Bridesmaid suburbs, those that are adjacent to suburbs that have performed well, are worth identifying but care must be taken to ensure they have the same infrastructure, school access and advantages enjoyed by the suburb that has thrived.
Regional property volatility
As we saw with API Magazine’s recent article on Victorian regional areas, there have been good price movements in country towns like Shepparton that aren’t traditionally identified as hotspots.
There are a couple of factors at play here. It is noticeable that as interest rates spiked up, regional areas with modest house prices came to the fore.
The second is the rise in investors scouting for high yield properties, with some advisers happy to play into this mentality; and that can be a problem.
While regional areas can see an influx of buyers when interest rates are high and prices are moderate, that equation can alter fast when factors change.
And that’s why many regional centres often see long periods of flatlining interspersed with short term pick-ups.
That leads to plenty of unhappy investors trying to pick when a short-lived boom will arrive and finally allow their investment to catch up with better performing markets so they can sell.
Macro factors drive long term success
If you want it to benefit from real estate, your investment needs to be primed for long term capital growth, not just rental yields. For that, investors need to find areas with multiple drivers of macro demand and a relative scarcity of available properties.

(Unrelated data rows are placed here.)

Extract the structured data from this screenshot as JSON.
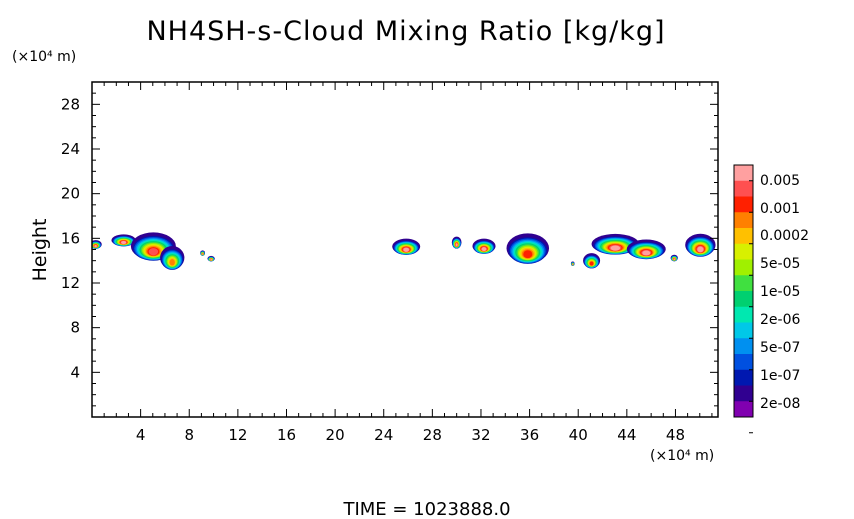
{
  "chart_data": {
    "type": "heatmap",
    "title": "NH4SH-s-Cloud Mixing Ratio [kg/kg]",
    "xlabel": "",
    "ylabel": "Height",
    "x_unit": "(×10⁴ m)",
    "y_unit": "(×10⁴ m)",
    "xlim": [
      0,
      51.5
    ],
    "ylim": [
      0,
      30
    ],
    "xticks": [
      4,
      8,
      12,
      16,
      20,
      24,
      28,
      32,
      36,
      40,
      44,
      48
    ],
    "yticks": [
      4,
      8,
      12,
      16,
      20,
      24,
      28
    ],
    "footer": "TIME = 1023888.0",
    "colorbar": {
      "labels": [
        "0.005",
        "0.001",
        "0.0002",
        "5e-05",
        "1e-05",
        "2e-06",
        "5e-07",
        "1e-07",
        "2e-08"
      ],
      "colors": [
        "#ffa0a0",
        "#ff5050",
        "#ff2000",
        "#ff8000",
        "#ffc000",
        "#d8f000",
        "#a0f000",
        "#40e040",
        "#00d070",
        "#00e8b0",
        "#00c8e8",
        "#0090f0",
        "#0050e0",
        "#0018b0",
        "#300090",
        "#8000b0"
      ]
    },
    "cloud_blobs": [
      {
        "x": [
          -0.2,
          0.8
        ],
        "y": [
          15.0,
          15.8
        ],
        "top": 7,
        "core": 0
      },
      {
        "x": [
          1.6,
          3.6
        ],
        "y": [
          15.2,
          16.3
        ],
        "top": 7,
        "core": 0
      },
      {
        "x": [
          3.2,
          6.9
        ],
        "y": [
          13.8,
          16.4
        ],
        "top": 6,
        "core": 1
      },
      {
        "x": [
          5.6,
          7.6
        ],
        "y": [
          13.0,
          15.2
        ],
        "top": 3,
        "core": 3
      },
      {
        "x": [
          8.9,
          9.3
        ],
        "y": [
          14.4,
          14.9
        ],
        "top": 8,
        "core": 0
      },
      {
        "x": [
          9.5,
          10.1
        ],
        "y": [
          13.9,
          14.4
        ],
        "top": 8,
        "core": 0
      },
      {
        "x": [
          24.7,
          27.0
        ],
        "y": [
          14.4,
          15.9
        ],
        "top": 6,
        "core": 0
      },
      {
        "x": [
          29.6,
          30.4
        ],
        "y": [
          15.0,
          16.1
        ],
        "top": 6,
        "core": 0
      },
      {
        "x": [
          31.3,
          33.2
        ],
        "y": [
          14.5,
          15.9
        ],
        "top": 6,
        "core": 0
      },
      {
        "x": [
          34.1,
          37.6
        ],
        "y": [
          13.5,
          16.3
        ],
        "top": 5,
        "core": 2
      },
      {
        "x": [
          39.4,
          39.7
        ],
        "y": [
          13.5,
          13.9
        ],
        "top": 8,
        "core": 0
      },
      {
        "x": [
          40.4,
          41.8
        ],
        "y": [
          13.2,
          14.6
        ],
        "top": 5,
        "core": 2
      },
      {
        "x": [
          41.1,
          45.0
        ],
        "y": [
          14.4,
          16.3
        ],
        "top": 6,
        "core": 0
      },
      {
        "x": [
          44.0,
          47.2
        ],
        "y": [
          14.0,
          15.8
        ],
        "top": 6,
        "core": 0
      },
      {
        "x": [
          47.6,
          48.2
        ],
        "y": [
          13.9,
          14.5
        ],
        "top": 7,
        "core": 0
      },
      {
        "x": [
          48.8,
          51.3
        ],
        "y": [
          14.2,
          16.3
        ],
        "top": 6,
        "core": 0
      }
    ]
  }
}
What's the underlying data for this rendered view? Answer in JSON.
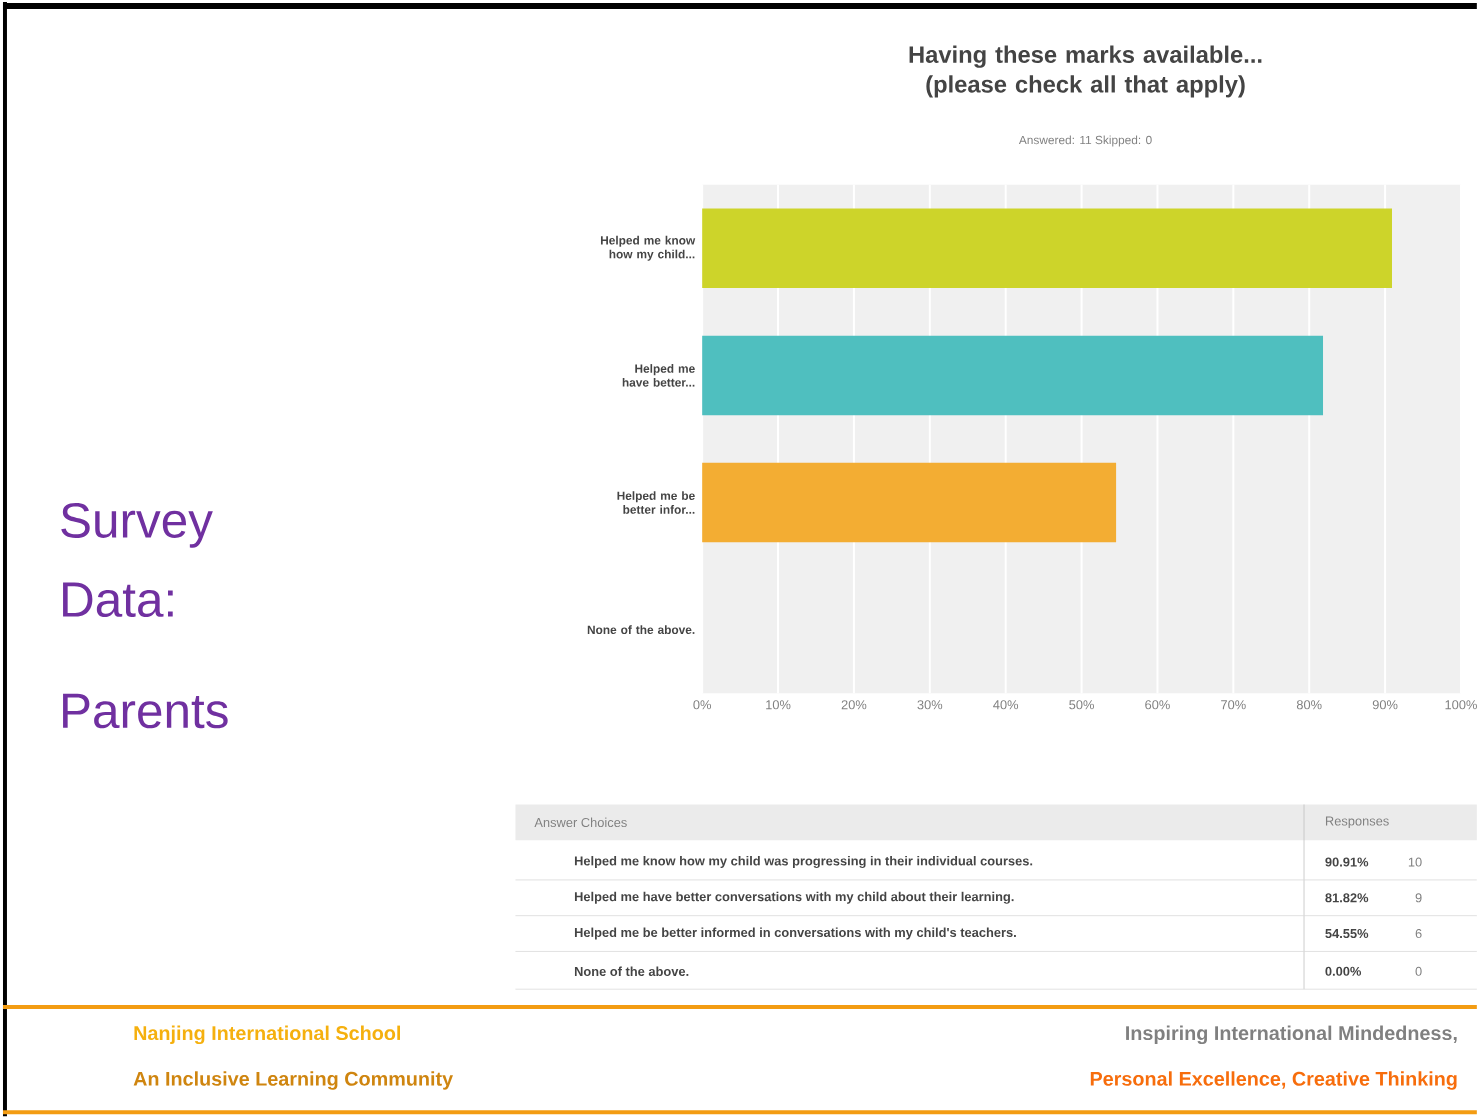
{
  "chart_data": {
    "type": "bar",
    "orientation": "horizontal",
    "title": "Having these marks available... (please check all that apply)",
    "subtitle": "Answered: 11   Skipped: 0",
    "categories": [
      "Helped me know how my child...",
      "Helped me have better...",
      "Helped me be better infor...",
      "None of the above."
    ],
    "values": [
      90.91,
      81.82,
      54.55,
      0
    ],
    "colors": [
      "#cdd42a",
      "#4fbfbf",
      "#f3ad33",
      "#bbbbbb"
    ],
    "xlim": [
      0,
      100
    ],
    "xticks": [
      {
        "value": 0,
        "label": "0%"
      },
      {
        "value": 10,
        "label": "10%"
      },
      {
        "value": 20,
        "label": "20%"
      },
      {
        "value": 30,
        "label": "30%"
      },
      {
        "value": 40,
        "label": "40%"
      },
      {
        "value": 50,
        "label": "50%"
      },
      {
        "value": 60,
        "label": "60%"
      },
      {
        "value": 70,
        "label": "70%"
      },
      {
        "value": 80,
        "label": "80%"
      },
      {
        "value": 90,
        "label": "90%"
      },
      {
        "value": 100,
        "label": "100%"
      }
    ],
    "grid": "x",
    "annotations": [
      "Survey Data:",
      "Parents",
      "Answer Choices",
      "Responses",
      "Helped me know how my child was progressing in their individual courses.",
      "Helped me have better conversations with my child about their learning.",
      "Helped me be better informed in conversations with my child's teachers.",
      "None of the above.",
      "10",
      "9",
      "6",
      "0",
      "90.91%",
      "81.82%",
      "54.55%",
      "0.00%",
      "Nanjing International School",
      "An Inclusive Learning Community",
      "Inspiring International Mindedness,",
      "Personal Excellence, Creative Thinking"
    ]
  }
}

Mostly, these are spread around metro areas, where all manner of buyers – investors, first home buyers, growing families, upgraders, DINKs, downsizers and others – compete for different properties in the same area.
It is this competition for relatively scarce property that drives up the land price over the medium to long term, which is the key for building wealth through property in Australia.
An example of this is Kedron in Brisbane’s mid-north. I nominated this location in July and data shows its median price has since risen by around $60,000 to record 16.8 per cent growth for the year.
Far more importantly, it has the right blend of macro drivers for growth. It’s this sort of analysis that has produced an average of 75 per cent growth over five years for Kedron’s 2019 investors.
Warmer climates, more real estate profits
For those looking forward, I would be concentrating on warm zones rather than hotspots, in areas featuring family homes roughly around the metro median price.
I especially like three oddly shaped areas in Melbourne. The first is a broad beltway in the south east stretching from Murrumbeena to Moorabbin.
The second is a square shaped area in the outer east, running from Ringwood to Mooroolbark, then down to Kilsyth South and Ferntree Gully.
A third is a triangle-shaped zone in the north west starting in Sunshine, running north to Airport West and then down towards Essendon.
There are other warm zones, for instance around the rapidly gentrifying area spread around Blacktown in Sydney’s west, the family-oriented zones on the Gold Coast and in Adelaide’s eastern suburbs.
Just remember to avoid volatility at all costs.